A creative week helps youngsters to look back
SCHOOLCHILDREN are being helped to understand how the First World World War affected local people in an imaginative event at a city church.
Five schools have been visiting St Mary Magdalen Church, in Knighton, this week, leading up to Remembrance Sunday.
About 300 children will take part throughout the week in craft workshops, studying the lives of local servicemen who fought in the war, exploring artefacts from the past and sowing poppy seeds.
The children have had an opportunity to see an exhibition of local history showing how Knighton has changed during the past 100 years.
Names on the war memorial acted as a guide to understanding the price of war and peace and students made this more personal through learning where these individuals lived and why it is important to remember and honour them.

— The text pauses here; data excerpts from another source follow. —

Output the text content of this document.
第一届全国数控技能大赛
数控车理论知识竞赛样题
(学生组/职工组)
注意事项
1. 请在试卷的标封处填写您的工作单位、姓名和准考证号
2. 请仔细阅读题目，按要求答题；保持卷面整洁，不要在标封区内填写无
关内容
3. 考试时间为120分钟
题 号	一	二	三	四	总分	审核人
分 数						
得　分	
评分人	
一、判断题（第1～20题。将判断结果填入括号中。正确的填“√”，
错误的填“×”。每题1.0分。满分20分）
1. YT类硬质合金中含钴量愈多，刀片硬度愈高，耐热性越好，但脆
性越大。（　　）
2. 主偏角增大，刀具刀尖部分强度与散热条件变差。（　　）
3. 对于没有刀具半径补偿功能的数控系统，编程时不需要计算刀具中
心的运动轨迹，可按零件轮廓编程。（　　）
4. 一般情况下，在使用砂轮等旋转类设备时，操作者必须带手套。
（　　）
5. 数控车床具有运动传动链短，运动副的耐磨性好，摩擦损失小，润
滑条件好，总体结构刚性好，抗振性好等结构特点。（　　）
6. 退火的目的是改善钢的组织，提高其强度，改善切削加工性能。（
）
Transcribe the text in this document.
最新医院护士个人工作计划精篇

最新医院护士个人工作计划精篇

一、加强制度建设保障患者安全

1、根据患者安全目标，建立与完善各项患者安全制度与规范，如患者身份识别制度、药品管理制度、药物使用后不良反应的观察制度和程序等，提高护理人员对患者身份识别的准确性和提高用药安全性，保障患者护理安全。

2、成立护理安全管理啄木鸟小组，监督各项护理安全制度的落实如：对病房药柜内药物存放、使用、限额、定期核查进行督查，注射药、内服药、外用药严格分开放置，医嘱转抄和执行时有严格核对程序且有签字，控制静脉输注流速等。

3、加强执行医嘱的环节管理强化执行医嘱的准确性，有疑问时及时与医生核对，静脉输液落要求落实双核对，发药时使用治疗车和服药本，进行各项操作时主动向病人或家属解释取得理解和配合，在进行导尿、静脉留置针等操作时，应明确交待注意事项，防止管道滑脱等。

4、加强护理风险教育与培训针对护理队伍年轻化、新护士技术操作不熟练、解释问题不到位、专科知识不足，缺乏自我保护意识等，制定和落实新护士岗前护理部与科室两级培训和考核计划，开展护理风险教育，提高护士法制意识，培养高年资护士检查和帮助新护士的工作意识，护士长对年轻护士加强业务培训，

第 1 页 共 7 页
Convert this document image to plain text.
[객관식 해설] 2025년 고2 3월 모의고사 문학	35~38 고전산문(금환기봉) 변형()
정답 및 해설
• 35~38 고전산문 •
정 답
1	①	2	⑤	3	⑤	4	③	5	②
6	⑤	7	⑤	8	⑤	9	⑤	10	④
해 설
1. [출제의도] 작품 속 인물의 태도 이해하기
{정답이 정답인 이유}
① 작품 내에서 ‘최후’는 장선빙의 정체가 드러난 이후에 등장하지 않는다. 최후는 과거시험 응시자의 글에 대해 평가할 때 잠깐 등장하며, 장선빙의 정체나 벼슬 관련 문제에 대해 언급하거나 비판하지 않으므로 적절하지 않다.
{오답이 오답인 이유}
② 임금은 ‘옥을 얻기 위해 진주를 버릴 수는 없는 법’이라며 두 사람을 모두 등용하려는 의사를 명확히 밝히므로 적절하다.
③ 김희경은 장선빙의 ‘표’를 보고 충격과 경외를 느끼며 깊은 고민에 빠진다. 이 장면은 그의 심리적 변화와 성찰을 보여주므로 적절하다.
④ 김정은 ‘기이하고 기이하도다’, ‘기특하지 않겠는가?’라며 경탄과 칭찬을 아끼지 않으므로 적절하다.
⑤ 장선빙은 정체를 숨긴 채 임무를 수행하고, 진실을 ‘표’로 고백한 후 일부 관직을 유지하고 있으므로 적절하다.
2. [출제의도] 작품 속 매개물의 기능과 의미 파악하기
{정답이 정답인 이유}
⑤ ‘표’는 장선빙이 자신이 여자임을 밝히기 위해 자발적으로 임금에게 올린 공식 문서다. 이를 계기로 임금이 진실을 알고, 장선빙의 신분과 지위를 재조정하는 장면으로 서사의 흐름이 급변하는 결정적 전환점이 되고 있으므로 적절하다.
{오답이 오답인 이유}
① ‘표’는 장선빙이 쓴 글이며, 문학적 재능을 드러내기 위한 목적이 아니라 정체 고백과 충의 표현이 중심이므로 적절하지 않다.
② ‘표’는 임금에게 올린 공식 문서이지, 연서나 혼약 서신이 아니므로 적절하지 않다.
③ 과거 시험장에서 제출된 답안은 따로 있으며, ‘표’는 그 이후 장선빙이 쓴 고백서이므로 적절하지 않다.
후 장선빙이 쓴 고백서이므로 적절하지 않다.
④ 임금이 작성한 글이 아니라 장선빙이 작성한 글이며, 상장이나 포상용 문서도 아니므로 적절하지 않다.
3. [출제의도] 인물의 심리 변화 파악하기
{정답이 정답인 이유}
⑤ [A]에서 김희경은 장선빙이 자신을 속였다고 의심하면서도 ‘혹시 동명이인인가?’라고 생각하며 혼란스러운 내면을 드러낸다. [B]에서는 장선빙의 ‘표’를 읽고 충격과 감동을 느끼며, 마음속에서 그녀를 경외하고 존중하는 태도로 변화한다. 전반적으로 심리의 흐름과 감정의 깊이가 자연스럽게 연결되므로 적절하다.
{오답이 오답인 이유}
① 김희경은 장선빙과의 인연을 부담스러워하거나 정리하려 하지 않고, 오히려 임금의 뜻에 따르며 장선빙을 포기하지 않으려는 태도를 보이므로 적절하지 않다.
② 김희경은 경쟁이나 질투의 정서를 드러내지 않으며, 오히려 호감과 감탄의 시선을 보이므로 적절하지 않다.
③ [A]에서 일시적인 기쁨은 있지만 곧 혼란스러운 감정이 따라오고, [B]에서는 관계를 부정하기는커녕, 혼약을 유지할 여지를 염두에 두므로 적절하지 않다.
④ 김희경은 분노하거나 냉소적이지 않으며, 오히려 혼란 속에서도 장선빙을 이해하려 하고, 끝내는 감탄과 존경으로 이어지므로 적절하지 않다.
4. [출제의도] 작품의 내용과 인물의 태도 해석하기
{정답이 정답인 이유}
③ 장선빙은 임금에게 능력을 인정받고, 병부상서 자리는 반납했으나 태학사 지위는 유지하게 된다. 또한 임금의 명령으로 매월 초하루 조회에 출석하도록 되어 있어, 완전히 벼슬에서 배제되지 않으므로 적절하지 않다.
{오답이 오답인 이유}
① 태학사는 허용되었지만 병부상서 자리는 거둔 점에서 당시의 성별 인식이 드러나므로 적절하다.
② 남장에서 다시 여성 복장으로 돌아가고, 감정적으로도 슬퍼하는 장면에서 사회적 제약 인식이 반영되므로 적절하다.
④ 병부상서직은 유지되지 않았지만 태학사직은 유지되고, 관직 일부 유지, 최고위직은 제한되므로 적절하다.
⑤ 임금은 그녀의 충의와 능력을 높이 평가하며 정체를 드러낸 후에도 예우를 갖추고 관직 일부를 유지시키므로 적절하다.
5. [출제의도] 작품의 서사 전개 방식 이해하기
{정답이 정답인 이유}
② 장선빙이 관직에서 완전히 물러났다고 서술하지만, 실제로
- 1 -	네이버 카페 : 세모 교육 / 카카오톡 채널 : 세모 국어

Craft workshops helped students learn through activities such as making clay candle holders to designing stained glass windows on the themes of war, peace and remembrance. Children were able to take part in actions to commemorate and reflect on why remembrance has different resonances depending on personal experiences and stories.
Youngsters have also made a biplane model from pegs and lolly sticks and created a remembrance collage.
Each child will take home some of their crafts but will display some of their art in church, as part of the weeklong exhibition. The final act of remembrance will involve sowing poppy seeds in the churchyard as an acknowledgement to Flanders Fields.
This programme is one of many events provided by Knighton’s two Anglican churches, St Mary Magdalen and St Guthlac, culminating in The Price of Peace, a son et lumière presentation on Armistice Day, this Sunday, commemorating the lives of the young men of Knighton who went to war and did not return.